Draußen sieht es jetzt immer noch aus wie im kalten Winter und der Zug trödelt wie gewohnt durch die grau-weiße Birkenlandschaft. Gegenüber ein junger Mann, Programmierer, schlechtes Englisch, er liebt die deutsche Sprache, "sie sei monumental, eine der härtesten Sprachen", also wie Russisch!

Die Menschen sind etwas irritiert, dass ich als Deutscher mit so wenig Sprachkenntnissen in Russland unterwegs bin. Allerdings meinte am nächsten Morgen eine Schaffnerin, dass ich sehr gut Russisch könne und verstehen würde. Es waren einmal ein Amerikaner und ein Iraner im Zug unterwegs und die hätten überhaupt nichts verstanden ...

Die Ferne kann einen aber nur dann locken, wenn alles in dieser Ferne neu, anders, ja geradezu unverständlich ist. Oder ist es der Hauch von Angst, welcher einen auf so einer Reise ergreift? Um in unkontrollierte Situationen zu gelangen? Um so das eigene wirkliche Leben nochmal zu spüren ..?

Man sagt so, dass in Russland die Dörfer äußerlich und innerlich verrottet wären, aber ist das in Europa nicht ähnlich? Man schaue mal in Ostdeutschland, oder die verlassenen Dörfer in Italien, Griechenland, Spanien ... es wird überall nur mit Wasser gekocht! Aber die Städte wachsen weiter, werden immer teurer, auf diese Weise schon wird die Zweiteilung vorangetrieben. Die Sklaven, Dienstleister in den Städten, in billigen Randgebieten dahin vegetierend, und die Reichen lassen sich bedienen ohne Ende und mit steigender Arroganz ...

Internet ist relativ schwierig zu bekommen, nur in den Hotels in Petersburg geht es, ansonsten muss man sich mit einer russischen Telefonnummer registrieren, um WLAN oder WiFi zu empfangen, aber oft geben einem auch die Leute mit ihrem Telefon einen Hotspot oder wie man das nennt, also verbinden ihr Telefon mit meinem, damit ich Internet bekommen kann und haben also keine Angst, dass ich als Ausländer eine Gefahr für sie darstellen könnte.

In Petersburg sind viele Menschen schon oft nach Westeuropa gereist, und das eigentlich Wesentliche, was sie jetzt vom Krieg mitbekommen, ist, dass ihnen der Weg in den Westen nun versperrt ist. Umso verwunderter sind sie, dass ich aus dem Westen noch so einfach nach Russland reisen kann.
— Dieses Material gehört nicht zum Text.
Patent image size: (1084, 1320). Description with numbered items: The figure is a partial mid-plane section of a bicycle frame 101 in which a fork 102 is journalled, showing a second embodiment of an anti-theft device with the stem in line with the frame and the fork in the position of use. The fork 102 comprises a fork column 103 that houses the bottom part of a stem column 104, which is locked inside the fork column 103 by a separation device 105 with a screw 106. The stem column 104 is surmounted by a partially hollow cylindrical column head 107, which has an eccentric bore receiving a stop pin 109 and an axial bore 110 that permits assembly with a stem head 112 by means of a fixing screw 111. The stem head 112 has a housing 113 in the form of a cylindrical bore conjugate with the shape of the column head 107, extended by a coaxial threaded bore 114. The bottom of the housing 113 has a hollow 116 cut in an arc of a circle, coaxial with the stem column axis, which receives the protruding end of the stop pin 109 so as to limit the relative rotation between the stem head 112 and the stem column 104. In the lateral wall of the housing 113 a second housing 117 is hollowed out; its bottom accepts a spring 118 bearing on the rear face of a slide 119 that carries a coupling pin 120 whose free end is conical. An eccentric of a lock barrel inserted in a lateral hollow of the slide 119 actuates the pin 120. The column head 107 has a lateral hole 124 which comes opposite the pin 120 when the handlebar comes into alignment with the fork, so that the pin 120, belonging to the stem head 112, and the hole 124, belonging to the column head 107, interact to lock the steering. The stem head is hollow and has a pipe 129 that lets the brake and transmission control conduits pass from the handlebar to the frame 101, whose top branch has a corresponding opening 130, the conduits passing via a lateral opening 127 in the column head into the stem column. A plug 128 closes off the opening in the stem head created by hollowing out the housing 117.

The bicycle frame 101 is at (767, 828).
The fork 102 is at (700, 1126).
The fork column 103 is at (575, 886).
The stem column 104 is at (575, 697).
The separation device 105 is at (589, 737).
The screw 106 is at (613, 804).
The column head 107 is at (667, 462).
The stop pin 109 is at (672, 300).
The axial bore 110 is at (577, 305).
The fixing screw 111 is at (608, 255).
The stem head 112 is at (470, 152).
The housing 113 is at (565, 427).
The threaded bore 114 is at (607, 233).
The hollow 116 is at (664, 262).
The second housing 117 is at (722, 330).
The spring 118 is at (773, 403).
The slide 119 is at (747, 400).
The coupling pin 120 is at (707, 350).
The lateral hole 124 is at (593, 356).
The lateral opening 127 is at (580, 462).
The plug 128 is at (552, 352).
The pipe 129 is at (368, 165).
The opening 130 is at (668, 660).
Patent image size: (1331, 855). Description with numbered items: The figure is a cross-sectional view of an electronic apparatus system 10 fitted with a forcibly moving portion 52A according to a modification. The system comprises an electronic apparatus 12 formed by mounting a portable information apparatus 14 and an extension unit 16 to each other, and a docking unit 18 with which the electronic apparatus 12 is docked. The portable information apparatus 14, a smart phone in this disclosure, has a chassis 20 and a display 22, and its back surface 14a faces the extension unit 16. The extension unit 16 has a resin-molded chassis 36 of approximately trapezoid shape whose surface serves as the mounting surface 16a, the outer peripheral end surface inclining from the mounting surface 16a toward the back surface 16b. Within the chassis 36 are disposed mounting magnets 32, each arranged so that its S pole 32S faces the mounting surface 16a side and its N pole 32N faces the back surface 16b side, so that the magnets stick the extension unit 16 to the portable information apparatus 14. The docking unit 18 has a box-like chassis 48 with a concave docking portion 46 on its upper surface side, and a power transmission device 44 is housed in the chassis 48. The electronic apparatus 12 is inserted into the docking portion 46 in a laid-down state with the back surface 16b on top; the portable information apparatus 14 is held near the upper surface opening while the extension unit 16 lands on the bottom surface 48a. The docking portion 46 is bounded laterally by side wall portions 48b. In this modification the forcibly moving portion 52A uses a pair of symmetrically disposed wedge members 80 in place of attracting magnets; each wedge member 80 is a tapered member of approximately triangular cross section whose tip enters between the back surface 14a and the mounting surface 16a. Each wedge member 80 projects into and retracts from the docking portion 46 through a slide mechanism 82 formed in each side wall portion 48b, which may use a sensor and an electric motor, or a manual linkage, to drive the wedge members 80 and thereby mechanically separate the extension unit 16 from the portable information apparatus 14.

Eine Frau im Zug hat drei Monate auf ihr Transit Visum für eine Fahrt mit dem Zug durch Litauen nach Kaliningrad gewartet, sie zeigte mir auch den Ausdruck mit Stempel, als ich ihr erklärte, dass ich in vier Tagen das Visum für Russland über das Internet bekommen hätte - Gerechtigkeit?

Diskussionen

Der Zug nach Kirow ist rappelvoll, das Restaurant leer und die endlosen Birkenwälder säumen den Wegesrand der Strecke ...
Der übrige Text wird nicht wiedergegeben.